The content of this report will be updated with the latest scenarios based on the global COVID-19 Pandemic
The global digital mining market size is expected to reach USD 20.0 billion by 2025, according to a new report by Grand View Research, Inc., registering a CAGR of 13.2% over the forecast period. Growing adoption of automation platforms in mining exploration activities is projected to remain a key factor over the forecast period.
The mining sector is witnessing a prominent growth owing to the increased penetration of digitization for activities including mineral exploration to downstream sales. Moreover, it assists in safety and health and reduces the environmental impact in the sector. Automation and robotics in this sector are likely to offer numerous opportunities owing to the growing replacement of human-controlled machinery with digital hardware enabled tools.
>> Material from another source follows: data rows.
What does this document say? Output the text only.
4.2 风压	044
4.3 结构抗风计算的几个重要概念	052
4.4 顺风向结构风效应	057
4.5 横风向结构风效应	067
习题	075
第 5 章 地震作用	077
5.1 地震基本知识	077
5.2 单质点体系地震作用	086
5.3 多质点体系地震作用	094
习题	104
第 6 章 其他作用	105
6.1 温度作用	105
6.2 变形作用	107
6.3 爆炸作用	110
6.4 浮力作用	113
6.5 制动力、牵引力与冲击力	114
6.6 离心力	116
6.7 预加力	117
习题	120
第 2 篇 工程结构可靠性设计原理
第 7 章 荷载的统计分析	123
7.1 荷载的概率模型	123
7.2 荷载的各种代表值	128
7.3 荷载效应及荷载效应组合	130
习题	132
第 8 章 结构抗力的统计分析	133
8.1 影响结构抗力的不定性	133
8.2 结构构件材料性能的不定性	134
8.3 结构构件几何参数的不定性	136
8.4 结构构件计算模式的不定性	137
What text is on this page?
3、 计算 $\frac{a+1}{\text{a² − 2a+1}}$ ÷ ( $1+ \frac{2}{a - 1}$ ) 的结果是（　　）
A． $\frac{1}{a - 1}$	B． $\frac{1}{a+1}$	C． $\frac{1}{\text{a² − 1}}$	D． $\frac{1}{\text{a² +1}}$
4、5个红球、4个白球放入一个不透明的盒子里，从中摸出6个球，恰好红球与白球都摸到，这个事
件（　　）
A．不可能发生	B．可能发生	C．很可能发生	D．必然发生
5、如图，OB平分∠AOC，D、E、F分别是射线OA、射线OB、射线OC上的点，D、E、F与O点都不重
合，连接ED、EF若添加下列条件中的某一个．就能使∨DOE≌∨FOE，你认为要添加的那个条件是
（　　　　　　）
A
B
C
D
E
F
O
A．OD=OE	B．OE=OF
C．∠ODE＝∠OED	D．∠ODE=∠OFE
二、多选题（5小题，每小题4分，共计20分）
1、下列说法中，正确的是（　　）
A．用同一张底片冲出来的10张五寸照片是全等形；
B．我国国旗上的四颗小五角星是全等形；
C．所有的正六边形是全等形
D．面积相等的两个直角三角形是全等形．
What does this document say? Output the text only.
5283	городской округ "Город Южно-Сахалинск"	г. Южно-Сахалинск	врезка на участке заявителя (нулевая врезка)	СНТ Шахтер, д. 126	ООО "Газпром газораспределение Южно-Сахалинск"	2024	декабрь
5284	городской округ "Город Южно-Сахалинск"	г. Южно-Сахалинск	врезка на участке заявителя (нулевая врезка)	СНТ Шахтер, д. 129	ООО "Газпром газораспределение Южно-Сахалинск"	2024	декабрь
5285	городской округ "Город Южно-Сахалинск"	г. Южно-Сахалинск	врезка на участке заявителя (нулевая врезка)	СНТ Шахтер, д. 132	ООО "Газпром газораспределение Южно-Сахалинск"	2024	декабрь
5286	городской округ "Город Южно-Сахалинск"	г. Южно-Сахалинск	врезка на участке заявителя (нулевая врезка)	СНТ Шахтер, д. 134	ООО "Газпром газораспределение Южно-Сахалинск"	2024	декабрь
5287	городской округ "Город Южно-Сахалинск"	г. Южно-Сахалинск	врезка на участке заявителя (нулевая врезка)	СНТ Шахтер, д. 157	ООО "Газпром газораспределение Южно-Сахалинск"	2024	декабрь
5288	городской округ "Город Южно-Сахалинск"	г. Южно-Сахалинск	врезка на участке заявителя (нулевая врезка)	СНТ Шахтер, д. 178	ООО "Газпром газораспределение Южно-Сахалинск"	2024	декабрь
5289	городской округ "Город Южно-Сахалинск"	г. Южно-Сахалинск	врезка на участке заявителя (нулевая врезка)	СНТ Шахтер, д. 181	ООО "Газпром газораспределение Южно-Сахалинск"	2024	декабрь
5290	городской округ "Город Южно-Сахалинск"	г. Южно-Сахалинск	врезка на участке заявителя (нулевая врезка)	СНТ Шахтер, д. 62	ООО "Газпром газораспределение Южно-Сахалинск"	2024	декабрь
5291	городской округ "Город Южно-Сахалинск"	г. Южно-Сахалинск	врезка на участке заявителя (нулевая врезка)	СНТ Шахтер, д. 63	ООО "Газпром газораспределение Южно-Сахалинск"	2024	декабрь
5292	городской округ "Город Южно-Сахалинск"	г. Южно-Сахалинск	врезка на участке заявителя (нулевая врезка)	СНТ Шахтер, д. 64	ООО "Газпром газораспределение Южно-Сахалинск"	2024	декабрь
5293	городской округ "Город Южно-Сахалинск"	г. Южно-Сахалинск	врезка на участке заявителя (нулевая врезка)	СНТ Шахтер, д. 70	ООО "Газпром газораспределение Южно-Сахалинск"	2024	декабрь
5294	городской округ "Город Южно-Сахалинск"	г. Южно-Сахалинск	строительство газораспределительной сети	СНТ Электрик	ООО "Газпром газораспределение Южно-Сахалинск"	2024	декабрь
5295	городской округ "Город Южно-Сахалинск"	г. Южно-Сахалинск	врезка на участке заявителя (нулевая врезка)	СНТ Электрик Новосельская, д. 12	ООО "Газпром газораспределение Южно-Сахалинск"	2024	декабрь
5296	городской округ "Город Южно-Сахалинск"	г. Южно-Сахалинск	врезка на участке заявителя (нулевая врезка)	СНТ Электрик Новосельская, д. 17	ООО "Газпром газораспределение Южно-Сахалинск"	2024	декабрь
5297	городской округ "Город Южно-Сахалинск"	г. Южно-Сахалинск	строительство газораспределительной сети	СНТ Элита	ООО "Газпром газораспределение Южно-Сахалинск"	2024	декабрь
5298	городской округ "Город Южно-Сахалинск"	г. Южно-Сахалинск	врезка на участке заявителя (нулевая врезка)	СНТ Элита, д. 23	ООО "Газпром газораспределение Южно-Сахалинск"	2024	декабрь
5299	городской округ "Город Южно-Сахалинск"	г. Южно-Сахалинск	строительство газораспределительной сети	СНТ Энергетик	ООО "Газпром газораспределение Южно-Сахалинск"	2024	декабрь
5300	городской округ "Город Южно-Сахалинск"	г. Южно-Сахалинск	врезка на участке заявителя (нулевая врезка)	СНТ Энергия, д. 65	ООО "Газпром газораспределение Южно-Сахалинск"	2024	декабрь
Komatsu is a leading mining and construction equipment provider and is also known for the development of new and innovative mining platforms. In September 2019, Komatsu announced a collaboration with BHP for its Pilbara operations in Western Australia. Under this deal, Komatsu will deploy 41 automated haul trucks at iron operations in Pilbara.
The non-ferrous metals segment is expected to register the highest CAGR of 13.6% from 2019 to 2025. Global demand for rechargeable batteries and electric vehicles is expected to drive the growth of the non-ferrous mining sector. In addition, this sector is also witnessing increased spending on digital solutions. For instance, Hindustan Zinc, a leading player in the zinc industry, has collaborated with Sandvik to boost its productivity through digitization of operations and activities.
Artificial intelligence, blockchain, and digital twin are some of the key technologies that are projected to attract new investments in the market. Recently, MineHub Technologies launched a new IBM blockchain-based platform to improve logistics and operational efficiency and reduce costs in the high value mineral supply chain.
Further key findings from the report suggest:
- Automation and robotics technology held the largest market share of 43.3% in 2018. Efforts toward increasing productivity and need to ensure safety of workers are the key factors driving the growth of the segment
- Other emerging technologies such as artificial intelligence, blockchain, and digital twin are likely to register a CAGR of 13.3% from 2019 to 2025. Rising R&D spending on these technologies is anticipated to remain a key factor driving the growth of these technologies
- The iron and ferro alloys segment accounted for a market share of 35.2% in 2018. Rise in production of steel and related products and growing consumer demand result in an increase in digital investments in this segment
- The precious metals segment is projected to register a CAGR of 12.3% from 2019 to 2025. Increasing spending by gold companies on digitization of exploration activities is driving the growth of this segment
- Asia Pacific is projected to continue its dominance in the market and is anticipated to register a CAGR of 14.4% over the forecast period. The sheer size of the mining sector and the increasing adoption of digital technologies are the key factors driving the growth of the regional market
- The key vendors in the market include Komatsu; Caterpillar; IBM; Rockwell Automation Inc.; GE; Siemens; Sandvik; and SAP. Major players in this market focus on collaborating with mining giants such as BHP, Rio Tinto, and Vale SA.